For partial responders, augmentation with a low dose atypical antipsychotic such as aripiprazole or risperidone is the most evidence based next step. Roughly a third of SSRI partial responders improve further with augmentation. Other options include memantine, N-acetylcysteine, and combining an SSRI with clomipramine under close cardiac monitoring.

When to consider stopping

Most guidelines recommend continuing effective OCD medication for at least 1 to 2 years after remission. Discontinuation, when appropriate, should be slow, over 3 to 6 months, and paired with ongoing ERP support. Relapse rates on discontinuation are meaningful, so the decision is worth thinking through carefully.

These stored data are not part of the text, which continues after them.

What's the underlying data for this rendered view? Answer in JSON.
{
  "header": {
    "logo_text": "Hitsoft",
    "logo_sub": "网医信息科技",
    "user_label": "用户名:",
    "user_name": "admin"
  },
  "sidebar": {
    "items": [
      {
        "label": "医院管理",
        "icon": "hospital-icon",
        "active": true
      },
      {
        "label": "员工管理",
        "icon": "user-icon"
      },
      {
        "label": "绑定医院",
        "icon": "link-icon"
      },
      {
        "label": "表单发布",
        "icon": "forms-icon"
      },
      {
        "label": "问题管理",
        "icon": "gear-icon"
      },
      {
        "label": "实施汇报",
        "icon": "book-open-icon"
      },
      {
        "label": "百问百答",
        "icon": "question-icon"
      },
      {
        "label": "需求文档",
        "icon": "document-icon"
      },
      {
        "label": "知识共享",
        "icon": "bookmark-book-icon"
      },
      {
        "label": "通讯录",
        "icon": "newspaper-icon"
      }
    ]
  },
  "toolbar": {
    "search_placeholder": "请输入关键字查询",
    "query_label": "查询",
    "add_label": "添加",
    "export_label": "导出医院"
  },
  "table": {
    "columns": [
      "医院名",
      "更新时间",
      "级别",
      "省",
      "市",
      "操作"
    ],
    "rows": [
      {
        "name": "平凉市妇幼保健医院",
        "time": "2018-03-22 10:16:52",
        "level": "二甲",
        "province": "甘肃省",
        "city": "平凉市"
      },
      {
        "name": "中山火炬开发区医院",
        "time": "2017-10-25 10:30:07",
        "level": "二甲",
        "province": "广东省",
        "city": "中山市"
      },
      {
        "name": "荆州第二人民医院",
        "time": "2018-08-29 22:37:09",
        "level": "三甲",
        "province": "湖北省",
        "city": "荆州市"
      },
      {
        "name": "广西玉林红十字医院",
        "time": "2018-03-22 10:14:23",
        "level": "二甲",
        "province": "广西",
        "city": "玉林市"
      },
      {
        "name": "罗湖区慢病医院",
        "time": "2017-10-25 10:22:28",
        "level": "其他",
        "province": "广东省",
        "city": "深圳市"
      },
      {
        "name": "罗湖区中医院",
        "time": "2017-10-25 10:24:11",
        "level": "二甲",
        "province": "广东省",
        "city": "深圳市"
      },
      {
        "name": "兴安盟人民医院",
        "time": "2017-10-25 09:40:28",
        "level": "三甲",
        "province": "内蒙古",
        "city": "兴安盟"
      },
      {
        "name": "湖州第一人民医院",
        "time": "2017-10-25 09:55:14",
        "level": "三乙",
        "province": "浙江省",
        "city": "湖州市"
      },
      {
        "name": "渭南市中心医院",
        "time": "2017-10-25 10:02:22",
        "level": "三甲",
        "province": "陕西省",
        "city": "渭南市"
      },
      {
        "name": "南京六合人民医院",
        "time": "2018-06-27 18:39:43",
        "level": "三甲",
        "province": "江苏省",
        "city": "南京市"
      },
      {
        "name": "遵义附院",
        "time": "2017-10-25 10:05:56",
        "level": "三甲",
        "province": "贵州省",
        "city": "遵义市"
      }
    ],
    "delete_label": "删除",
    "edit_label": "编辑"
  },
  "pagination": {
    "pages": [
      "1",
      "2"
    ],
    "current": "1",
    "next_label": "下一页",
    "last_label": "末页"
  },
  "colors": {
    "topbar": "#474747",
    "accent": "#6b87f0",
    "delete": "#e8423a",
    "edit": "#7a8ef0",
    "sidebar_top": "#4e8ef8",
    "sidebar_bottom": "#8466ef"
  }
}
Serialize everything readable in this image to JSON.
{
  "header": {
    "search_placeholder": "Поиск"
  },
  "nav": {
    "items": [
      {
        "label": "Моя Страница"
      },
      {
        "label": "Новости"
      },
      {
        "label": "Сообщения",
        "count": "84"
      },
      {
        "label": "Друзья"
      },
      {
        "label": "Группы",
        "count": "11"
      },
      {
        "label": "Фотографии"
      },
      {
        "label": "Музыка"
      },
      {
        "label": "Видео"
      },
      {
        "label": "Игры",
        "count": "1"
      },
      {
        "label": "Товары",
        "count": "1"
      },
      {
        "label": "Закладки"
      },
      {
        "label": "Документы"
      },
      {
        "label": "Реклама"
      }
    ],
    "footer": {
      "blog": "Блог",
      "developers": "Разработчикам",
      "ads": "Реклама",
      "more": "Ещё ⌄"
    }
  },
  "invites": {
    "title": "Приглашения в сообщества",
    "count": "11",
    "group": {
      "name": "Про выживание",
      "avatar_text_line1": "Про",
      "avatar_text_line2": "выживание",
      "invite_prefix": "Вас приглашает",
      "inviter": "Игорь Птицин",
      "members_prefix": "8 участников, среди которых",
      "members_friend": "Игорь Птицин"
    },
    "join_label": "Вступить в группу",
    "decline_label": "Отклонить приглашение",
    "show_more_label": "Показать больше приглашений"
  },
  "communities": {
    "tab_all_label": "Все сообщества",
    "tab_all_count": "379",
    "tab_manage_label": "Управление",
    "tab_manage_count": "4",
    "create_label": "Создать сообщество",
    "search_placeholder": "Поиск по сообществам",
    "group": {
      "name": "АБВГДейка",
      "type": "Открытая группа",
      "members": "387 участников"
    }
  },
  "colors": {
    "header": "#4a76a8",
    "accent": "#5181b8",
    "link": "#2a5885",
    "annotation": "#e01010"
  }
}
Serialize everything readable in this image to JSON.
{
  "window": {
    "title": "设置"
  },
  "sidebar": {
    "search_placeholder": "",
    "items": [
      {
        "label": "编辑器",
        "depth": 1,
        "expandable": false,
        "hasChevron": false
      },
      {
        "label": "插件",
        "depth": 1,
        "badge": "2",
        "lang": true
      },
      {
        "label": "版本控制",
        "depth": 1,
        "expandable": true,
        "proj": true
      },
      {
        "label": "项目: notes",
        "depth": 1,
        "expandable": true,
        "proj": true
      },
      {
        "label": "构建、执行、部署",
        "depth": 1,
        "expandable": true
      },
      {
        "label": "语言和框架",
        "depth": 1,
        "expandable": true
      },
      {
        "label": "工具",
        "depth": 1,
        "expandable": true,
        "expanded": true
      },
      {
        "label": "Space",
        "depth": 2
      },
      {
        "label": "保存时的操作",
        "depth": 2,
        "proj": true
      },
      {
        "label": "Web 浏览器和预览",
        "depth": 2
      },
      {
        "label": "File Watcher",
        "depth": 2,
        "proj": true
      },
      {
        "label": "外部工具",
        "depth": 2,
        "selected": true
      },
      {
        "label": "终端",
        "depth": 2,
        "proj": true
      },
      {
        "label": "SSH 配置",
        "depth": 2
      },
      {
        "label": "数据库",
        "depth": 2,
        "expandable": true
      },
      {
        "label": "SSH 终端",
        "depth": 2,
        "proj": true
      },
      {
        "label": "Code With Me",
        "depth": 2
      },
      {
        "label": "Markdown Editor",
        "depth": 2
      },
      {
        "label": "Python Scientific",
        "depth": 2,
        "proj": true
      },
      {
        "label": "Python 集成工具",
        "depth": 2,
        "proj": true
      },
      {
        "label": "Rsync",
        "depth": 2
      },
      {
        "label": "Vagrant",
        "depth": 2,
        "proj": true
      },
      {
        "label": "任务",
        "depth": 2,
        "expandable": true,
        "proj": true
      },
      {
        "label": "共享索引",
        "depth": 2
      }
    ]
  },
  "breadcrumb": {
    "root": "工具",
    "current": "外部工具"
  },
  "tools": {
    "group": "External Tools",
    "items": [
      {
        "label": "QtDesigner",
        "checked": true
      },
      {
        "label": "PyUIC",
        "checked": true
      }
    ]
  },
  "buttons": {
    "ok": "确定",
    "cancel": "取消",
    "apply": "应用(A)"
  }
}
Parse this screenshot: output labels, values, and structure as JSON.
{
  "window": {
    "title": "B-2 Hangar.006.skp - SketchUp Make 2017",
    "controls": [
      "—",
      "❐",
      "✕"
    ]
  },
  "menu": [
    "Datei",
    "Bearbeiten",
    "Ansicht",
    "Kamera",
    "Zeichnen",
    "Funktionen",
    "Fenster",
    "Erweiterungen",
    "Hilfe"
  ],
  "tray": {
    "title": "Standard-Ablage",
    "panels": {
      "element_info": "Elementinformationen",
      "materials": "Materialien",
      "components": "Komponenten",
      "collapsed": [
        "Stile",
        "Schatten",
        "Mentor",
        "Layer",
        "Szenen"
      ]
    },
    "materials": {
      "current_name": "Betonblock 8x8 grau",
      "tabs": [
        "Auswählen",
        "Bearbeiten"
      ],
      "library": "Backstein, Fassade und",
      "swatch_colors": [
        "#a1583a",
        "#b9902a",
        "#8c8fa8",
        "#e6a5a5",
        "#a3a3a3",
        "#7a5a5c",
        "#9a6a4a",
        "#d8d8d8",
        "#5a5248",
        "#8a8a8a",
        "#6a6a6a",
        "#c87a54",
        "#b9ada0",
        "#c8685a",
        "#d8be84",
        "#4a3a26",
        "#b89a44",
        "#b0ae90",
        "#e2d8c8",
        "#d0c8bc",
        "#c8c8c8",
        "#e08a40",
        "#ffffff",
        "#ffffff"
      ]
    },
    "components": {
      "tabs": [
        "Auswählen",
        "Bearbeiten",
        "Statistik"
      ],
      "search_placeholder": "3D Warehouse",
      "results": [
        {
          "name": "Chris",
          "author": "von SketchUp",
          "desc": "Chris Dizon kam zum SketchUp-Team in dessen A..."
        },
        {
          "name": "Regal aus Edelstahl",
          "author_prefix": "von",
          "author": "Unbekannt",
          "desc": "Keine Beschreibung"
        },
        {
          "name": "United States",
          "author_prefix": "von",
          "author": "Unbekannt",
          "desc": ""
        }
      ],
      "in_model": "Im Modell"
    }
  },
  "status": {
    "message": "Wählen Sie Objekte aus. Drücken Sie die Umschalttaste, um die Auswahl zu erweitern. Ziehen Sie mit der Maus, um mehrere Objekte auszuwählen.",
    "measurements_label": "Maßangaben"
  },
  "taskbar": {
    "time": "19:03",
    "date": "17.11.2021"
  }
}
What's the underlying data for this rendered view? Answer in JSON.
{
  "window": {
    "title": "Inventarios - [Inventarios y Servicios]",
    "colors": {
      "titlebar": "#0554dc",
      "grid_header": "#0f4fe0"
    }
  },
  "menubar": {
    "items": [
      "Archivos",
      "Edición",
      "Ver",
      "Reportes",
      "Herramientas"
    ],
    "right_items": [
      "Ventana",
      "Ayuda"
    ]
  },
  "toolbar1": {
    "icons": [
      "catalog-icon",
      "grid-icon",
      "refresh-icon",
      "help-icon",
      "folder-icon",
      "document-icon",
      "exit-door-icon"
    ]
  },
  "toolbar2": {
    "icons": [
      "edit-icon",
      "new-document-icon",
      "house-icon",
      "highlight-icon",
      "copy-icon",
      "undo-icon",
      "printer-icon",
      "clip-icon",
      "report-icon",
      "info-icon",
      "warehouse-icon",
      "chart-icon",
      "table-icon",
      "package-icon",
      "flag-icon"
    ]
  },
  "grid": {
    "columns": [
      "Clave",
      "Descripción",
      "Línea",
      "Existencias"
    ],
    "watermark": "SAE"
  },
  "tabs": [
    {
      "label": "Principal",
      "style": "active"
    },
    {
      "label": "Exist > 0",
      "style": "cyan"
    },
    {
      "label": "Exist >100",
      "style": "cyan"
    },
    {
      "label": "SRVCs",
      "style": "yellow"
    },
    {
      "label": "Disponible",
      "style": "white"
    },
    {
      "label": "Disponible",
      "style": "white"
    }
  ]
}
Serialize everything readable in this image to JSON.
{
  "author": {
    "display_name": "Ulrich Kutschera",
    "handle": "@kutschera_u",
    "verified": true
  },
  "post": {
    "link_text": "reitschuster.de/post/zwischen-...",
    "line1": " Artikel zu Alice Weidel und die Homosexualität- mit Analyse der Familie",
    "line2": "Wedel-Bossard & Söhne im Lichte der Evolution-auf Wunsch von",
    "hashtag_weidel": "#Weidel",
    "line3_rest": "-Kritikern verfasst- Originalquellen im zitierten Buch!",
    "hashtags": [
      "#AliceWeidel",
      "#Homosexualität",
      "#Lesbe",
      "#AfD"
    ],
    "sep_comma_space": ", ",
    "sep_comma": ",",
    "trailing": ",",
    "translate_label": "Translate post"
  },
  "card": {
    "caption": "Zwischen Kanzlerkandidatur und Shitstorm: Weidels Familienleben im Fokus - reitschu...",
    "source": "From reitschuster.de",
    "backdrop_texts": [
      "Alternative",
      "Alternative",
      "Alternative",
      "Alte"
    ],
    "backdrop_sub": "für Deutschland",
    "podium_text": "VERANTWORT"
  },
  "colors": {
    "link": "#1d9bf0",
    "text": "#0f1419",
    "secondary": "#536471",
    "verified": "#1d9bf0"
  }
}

Medications in children and adolescents

SSRIs are used in children and adolescents with OCD and are FDA approved for pediatric OCD in this age group. Sertraline is approved starting at age 6, fluoxetine at age 7, and fluvoxamine at age 8. Pediatric dosing starts low and titrates up slowly over 8 to 12 weeks. The combination of SSRI plus family based CBT with ERP outperforms either alone in pediatric OCD and is the standard first line approach for moderate to severe cases.

Suicide risk warnings on SSRIs apply to children and adolescents and require close monitoring during the first several weeks of treatment and after any dose change. This does not mean SSRIs should be avoided. Untreated moderate to severe OCD carries its own suicide risk, and the balance generally favors treatment with monitoring rather than no treatment.

Medications during pregnancy and while breastfeeding

Sertraline has the strongest safety data in pregnancy and lactation and is often the SSRI of choice when medication is needed. Fluoxetine has a longer track record but higher levels in breast milk. Paroxetine is generally avoided in pregnancy due to a small increase in cardiac malformations. The decision to continue or start medication during pregnancy is a shared one between the patient, the obstetrician, and the psychiatrist, and factors in the severity of the untreated OCD. Our guide to OCD during pregnancy and postpartum covers this in detail.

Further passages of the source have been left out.